Any PAFs or P90s types in there?
The output of even regular vintage types of those can, at least with the initial note attack and decay, match or exceed the 1.2Vpk-pk of the clipper

I think the triangular signal response measured at the output of the "clipper" stage of a TS doesn't look completely different (might even have measured/scoped that long ago).
Of course gain ratios are different and the middle section is missing, but there is a triangular "roof" as well and the stage never really clips.

I think the reasons are:
- The added input signal,
- The instantaneous large signal gain can't drop to zero (more exactly one) as the dynamic (AC) resistance of the diodes has a lower limit given by the internal series resistance typically greater then 100R. So there will always be a minimum large signal gain between 1 and maybe 2, thus preventing actual signal clipping.

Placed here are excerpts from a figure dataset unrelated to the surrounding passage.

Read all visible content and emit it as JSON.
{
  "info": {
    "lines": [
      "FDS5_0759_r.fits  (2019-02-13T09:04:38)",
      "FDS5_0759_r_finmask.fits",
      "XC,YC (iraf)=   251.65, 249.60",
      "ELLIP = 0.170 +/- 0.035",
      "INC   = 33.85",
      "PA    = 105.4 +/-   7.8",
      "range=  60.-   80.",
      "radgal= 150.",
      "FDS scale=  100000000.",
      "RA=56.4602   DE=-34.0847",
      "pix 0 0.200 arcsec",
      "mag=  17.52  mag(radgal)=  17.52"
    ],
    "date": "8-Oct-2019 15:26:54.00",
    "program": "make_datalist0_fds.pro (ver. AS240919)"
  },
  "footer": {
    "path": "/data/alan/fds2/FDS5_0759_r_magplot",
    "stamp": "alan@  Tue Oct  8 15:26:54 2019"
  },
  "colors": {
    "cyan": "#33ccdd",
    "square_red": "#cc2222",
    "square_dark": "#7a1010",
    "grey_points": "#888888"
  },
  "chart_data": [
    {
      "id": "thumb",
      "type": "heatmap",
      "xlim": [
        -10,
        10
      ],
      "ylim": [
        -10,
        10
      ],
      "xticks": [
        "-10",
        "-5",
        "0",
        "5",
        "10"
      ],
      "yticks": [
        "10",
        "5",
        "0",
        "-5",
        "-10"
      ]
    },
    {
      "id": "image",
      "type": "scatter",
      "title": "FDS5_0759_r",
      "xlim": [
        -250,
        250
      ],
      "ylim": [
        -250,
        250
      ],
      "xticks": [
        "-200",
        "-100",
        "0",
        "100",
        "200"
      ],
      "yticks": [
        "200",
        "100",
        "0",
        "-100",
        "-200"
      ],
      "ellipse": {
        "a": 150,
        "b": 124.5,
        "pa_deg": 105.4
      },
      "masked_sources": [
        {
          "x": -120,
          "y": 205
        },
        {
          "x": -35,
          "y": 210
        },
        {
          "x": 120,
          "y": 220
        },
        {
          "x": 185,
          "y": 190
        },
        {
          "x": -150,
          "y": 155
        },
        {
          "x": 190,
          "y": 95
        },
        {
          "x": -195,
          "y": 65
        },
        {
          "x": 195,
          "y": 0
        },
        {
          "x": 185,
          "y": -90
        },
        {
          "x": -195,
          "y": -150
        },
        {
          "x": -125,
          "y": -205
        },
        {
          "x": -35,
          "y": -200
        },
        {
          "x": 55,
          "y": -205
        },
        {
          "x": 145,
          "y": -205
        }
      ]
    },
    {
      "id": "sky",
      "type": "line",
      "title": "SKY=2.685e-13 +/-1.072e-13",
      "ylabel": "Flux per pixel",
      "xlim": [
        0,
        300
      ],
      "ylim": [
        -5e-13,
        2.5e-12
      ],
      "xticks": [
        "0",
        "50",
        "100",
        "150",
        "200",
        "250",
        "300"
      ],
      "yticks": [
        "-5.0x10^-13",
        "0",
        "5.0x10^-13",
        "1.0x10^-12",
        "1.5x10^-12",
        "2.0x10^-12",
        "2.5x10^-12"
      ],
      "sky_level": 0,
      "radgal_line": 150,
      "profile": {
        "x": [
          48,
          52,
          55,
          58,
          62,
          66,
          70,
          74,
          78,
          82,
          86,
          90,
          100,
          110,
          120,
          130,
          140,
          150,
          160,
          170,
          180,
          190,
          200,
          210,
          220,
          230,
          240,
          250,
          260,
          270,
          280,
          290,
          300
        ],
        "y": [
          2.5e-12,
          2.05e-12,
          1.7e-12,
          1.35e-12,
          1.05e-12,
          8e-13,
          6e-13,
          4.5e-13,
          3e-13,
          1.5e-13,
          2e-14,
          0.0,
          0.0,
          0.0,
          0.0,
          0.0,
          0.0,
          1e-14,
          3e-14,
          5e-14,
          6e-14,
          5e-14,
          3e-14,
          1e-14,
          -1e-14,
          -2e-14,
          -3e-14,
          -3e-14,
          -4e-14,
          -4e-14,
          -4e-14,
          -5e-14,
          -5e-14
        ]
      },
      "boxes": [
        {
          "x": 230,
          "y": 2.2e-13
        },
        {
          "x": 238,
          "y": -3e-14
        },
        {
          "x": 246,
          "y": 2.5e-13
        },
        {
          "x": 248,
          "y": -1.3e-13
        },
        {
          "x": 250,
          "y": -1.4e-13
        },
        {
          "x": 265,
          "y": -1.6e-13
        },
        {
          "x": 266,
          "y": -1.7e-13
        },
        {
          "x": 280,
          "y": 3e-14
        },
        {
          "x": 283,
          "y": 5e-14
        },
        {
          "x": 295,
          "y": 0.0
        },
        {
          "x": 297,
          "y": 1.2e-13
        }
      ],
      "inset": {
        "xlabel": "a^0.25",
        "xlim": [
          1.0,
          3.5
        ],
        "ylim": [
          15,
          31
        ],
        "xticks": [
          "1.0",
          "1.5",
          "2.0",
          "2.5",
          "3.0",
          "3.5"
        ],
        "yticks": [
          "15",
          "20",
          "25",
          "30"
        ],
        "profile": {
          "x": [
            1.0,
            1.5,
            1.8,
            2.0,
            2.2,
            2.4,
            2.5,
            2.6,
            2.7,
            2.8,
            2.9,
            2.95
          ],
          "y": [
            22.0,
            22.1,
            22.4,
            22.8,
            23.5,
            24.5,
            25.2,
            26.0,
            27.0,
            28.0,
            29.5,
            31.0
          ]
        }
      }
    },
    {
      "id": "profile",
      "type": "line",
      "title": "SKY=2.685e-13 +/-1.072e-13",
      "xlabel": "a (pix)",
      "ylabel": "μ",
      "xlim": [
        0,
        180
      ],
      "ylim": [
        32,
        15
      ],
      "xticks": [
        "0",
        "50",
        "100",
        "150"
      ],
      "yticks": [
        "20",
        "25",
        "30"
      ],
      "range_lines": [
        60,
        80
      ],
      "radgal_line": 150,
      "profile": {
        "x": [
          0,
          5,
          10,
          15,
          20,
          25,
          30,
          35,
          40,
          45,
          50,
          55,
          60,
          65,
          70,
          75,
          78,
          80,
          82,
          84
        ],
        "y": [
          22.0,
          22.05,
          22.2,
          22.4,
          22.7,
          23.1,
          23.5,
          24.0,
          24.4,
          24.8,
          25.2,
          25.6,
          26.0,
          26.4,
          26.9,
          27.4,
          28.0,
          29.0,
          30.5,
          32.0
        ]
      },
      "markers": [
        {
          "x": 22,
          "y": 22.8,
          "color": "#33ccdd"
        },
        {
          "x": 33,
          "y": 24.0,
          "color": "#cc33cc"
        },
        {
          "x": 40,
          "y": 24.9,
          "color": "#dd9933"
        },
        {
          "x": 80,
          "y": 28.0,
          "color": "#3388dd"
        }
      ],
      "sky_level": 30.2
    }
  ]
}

Looking at the output signal, it seems that the gain around the top is about 2. This would means that there's about 50% clean signal content in the peak.

Yes and yes.

Nevertheless I like my TS with a Fender amp as it is, no desire to modify. (Drive control at 11:00). Nothing wrong with SRV's strat tone.
Sometimes I prefer the Zendrive with an LP, but the circuit principle is the same. But then I miss the integrated buffer.
I've experimented with different component values some 10 years ago but finally settled with original values.
The TS is certainly not perfect (doesn't sound like a JTM45 with KT66s ) but I like it better than all the maybe 2 dozens of OD pedals I've tested.

Most other overdrive/distortion pedals produce nasty IM effects with double-stops.

BTW, meanwhile I've come to the conclusion that the percentage of added clean signal must be larger than I thought.

Absolutely nothing wrong with a TS, unless (for me) it’s used with higher output pickups and a dead clean amp.
I use mine all the time to push an ‘on the edge’ amp into overdrive.